The phones started ringing around 3 a.m. as our sources began calling in.
Something big was going down at NAU, they said. Lots of sirens, lights and police tape.
Then it was the emergency responders’ turn as the call went out for more surgeons and the first ambulances began to arrive at the ER.
Chief Photographer Jake Bacon was the first to arrive at the scene as the eyewitnesses were still milling around. There had been a party, a fight, and a shooting in a parking lot, they said, and students had been killed and wounded. The shooter, also a student, they said, had been tackled and the police had him.
Not exactly like the mass shootings by heavily armed gunmen taking random victims at campuses all over the country. But you wouldn’t know it by the first NAU press release at 3:37 a.m.: Four unnamed “people” had been shot and the “shooter” – no description given -- was in custody. Details were to come at a 6 a.m. press conference. Was it any wonder that frantic parents were texting their children in the middle of the night to check on their safety?
We don’t mean to minimize the tragedy that occurred outside Mountain View Hall early Friday morning. And hindsight is always 20/20 vs. the blur of conflicting information that police always encounter in fast-moving, violent encounters.
But by late morning, when officials did provide more details – this was a fight between students coming out of a party – they went overboard in the other direction. The shooting, they said, was unprecedented and isolated, implying it could not have been anticipated or expected to happen again.

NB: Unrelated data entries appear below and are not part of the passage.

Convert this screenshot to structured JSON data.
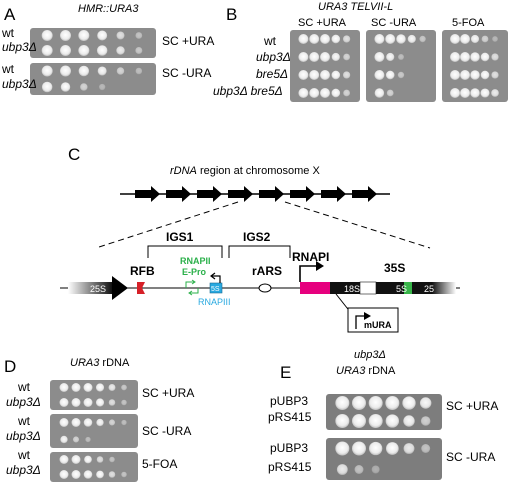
{
  "panelA": {
    "letter": "A",
    "header": "HMR::URA3",
    "rows": [
      {
        "labels": [
          "wt",
          "ubp3Δ"
        ],
        "condition": "SC +URA"
      },
      {
        "labels": [
          "wt",
          "ubp3Δ"
        ],
        "condition": "SC -URA"
      }
    ]
  },
  "panelB": {
    "letter": "B",
    "header": "URA3 TELVII-L",
    "conditions": [
      "SC +URA",
      "SC -URA",
      "5-FOA"
    ],
    "strains": [
      "wt",
      "ubp3Δ",
      "bre5Δ",
      "ubp3Δ bre5Δ"
    ]
  },
  "panelC": {
    "letter": "C",
    "title_italic": "rDNA",
    "title_rest": " region at chromosome X",
    "labels": {
      "igs1": "IGS1",
      "igs2": "IGS2",
      "rnapii": "RNAPII",
      "epro": "E-Pro",
      "rfb": "RFB",
      "rars": "rARS",
      "rnapi": "RNAPI",
      "s35": "35S",
      "s25a": "25S",
      "s5a": "5S",
      "rnapiii": "RNAPIII",
      "s18": "18S",
      "s5b": "5S",
      "s25b": "25",
      "mura": "mURA"
    },
    "colors": {
      "rfb": "#d62028",
      "rnapii": "#2bb04a",
      "rnapiii": "#29a9e0",
      "magenta": "#e6007e",
      "green": "#39b54a"
    }
  },
  "panelD": {
    "letter": "D",
    "header_italic": "URA3",
    "header_rest": " rDNA",
    "rows": [
      {
        "labels": [
          "wt",
          "ubp3Δ"
        ],
        "condition": "SC +URA"
      },
      {
        "labels": [
          "wt",
          "ubp3Δ"
        ],
        "condition": "SC -URA"
      },
      {
        "labels": [
          "wt",
          "ubp3Δ"
        ],
        "condition": "5-FOA"
      }
    ]
  },
  "panelE": {
    "letter": "E",
    "header_line1": "ubp3Δ",
    "header_line2_italic": "URA3",
    "header_line2_rest": " rDNA",
    "rows": [
      {
        "labels": [
          "pUBP3",
          "pRS415"
        ],
        "condition": "SC +URA"
      },
      {
        "labels": [
          "pUBP3",
          "pRS415"
        ],
        "condition": "SC -URA"
      }
    ]
  }
}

Journalism is nothing if not about supplying the contextual middle ground for just the kind of incident that took place Friday at NAU. It might not have been an anonymous shooter pulling the trigger on a high-powered weapon. But it was still a young male with access to a gun and the apparent intention to hurt a lot of people with it until someone stopped him.
Throughout the day, the Daily Sun followed the journalistic protocols that have become all too familiar with these incidents: Identify the suspect, then the victims; interview shocked students and sympathetic public officials; report on the initial court appearance and the details that prosecutors supply of the shooting; cover that night’s candlelight vigil for the victims.
This may be numbingly commonplace on the national nightly news, but when it is your city and campus experiencing mass-casualty gun violence for the first time, there is nothing routine about it. When friends and neighbors – even those here on a four-year pass -- die and suffer for no justifiable reason, their stories deserve to be told and the responsible party held accountable. The Mountain View shooting doesn’t have to fit a pattern to still hold meaning and significance. The Daily Sun will be staying on the story, even as the next “unprecedented” and “isolated” campus shooting somewhere else grabs the headlines.